Si te apurás y subís el fuego, el arroz se cocina por fuera y queda duro por dentro, pero si lo dejás 10 minutos más de la cuenta, se convierte en arroz con leche para untar en tostadas. El punto justo es cuando el arroz está tierno pero todavía conserva su forma, y el líquido está espeso pero aún fluido. Servilo tibio con canela espolvoreada, o frío de la heladera con una ralladura de limón encima. ¡Manos a la obra!

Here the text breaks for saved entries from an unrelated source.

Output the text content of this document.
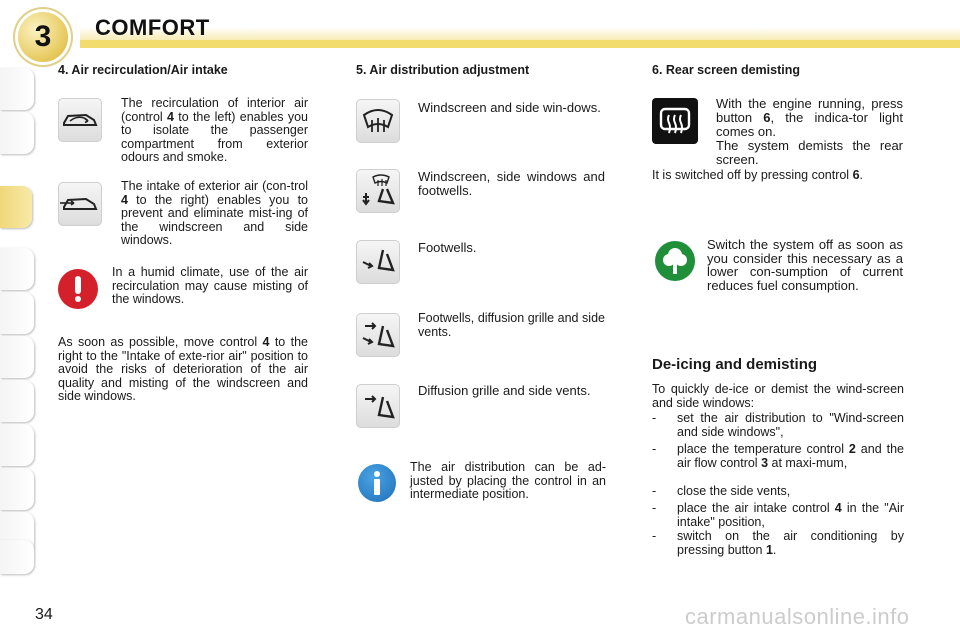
3 COMFORT
4. Air recirculation/Air intake
The recirculation of interior air (control 4 to the left) enables you to isolate the passenger compartment from exterior odours and smoke.
The intake of exterior air (con-trol 4 to the right) enables you to prevent and eliminate mist-ing of the windscreen and side windows.
In a humid climate, use of the air recirculation may cause misting of the windows.
As soon as possible, move control 4 to the right to the "Intake of exte-rior air" position to avoid the risks of deterioration of the air quality and misting of the windscreen and side windows.
5. Air distribution adjustment
Windscreen and side win-dows.
Windscreen, side windows and footwells.
Footwells.
Footwells, diffusion grille and side vents.
Diffusion grille and side vents.
The air distribution can be ad-justed by placing the control in an intermediate position.
6. Rear screen demisting
With the engine running, press button 6, the indica-tor light comes on.
The system demists the rear screen.
It is switched off by pressing control 6.
Switch the system off as soon as you consider this necessary as a lower con-sumption of current reduces fuel consumption.
De-icing and demisting
To quickly de-ice or demist the wind-screen and side windows:
- set the air distribution to "Wind-screen and side windows",
- place the temperature control 2 and the air flow control 3 at maxi-mum,
- close the side vents,
- place the air intake control 4 in the "Air intake" position,
- switch on the air conditioning by pressing button 1.
34	carmanualsonline.info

Ingredientes (4 porciones generosas)
- 1 taza de arroz para risotto o arroz redondo
- 1 litro de leche entera
- 1 taza de azúcar (200 gramos)
- 1 rama de canela
- 1 cáscara de limón (solo la parte amarilla, sin la parte blanca amarga)
- 1 pizca de sal
- 1 cucharadita de esencia de vainilla
- Canela en polvo para espolvorear
Paso a paso de la receta
- En una olla grande, poné la leche con la rama de canela, la cáscara de limón y la pizca de sal. Llevá a fuego medio hasta que rompa hervor. Apagá el fuego, tapá la olla y dejá infusionar 10 minutos. Esto le da al líquido base el aroma que define al arroz con leche.
- Colá la leche para retirar la canela y la cáscara de limón, pero guardalas: las volvés a meter después. Volvé la leche infusionada a la olla y llevá a fuego medio-bajo. Agregá el arroz seco, sin lavar. Mezclá una vez y dejá que empiece a burbujear suavemente.
- Mantené el fuego bajo, lo suficiente para que hierva muy suavemente. Cociná destapado, revolviendo cada 5 minutos con una cuchara de madera para que no se pegue al fondo. El arroz va a ir absorbiendo la leche poco a poco. A los 20 minutos, el arroz debe estar casi cocido pero todavía con un puntito duro en el centro.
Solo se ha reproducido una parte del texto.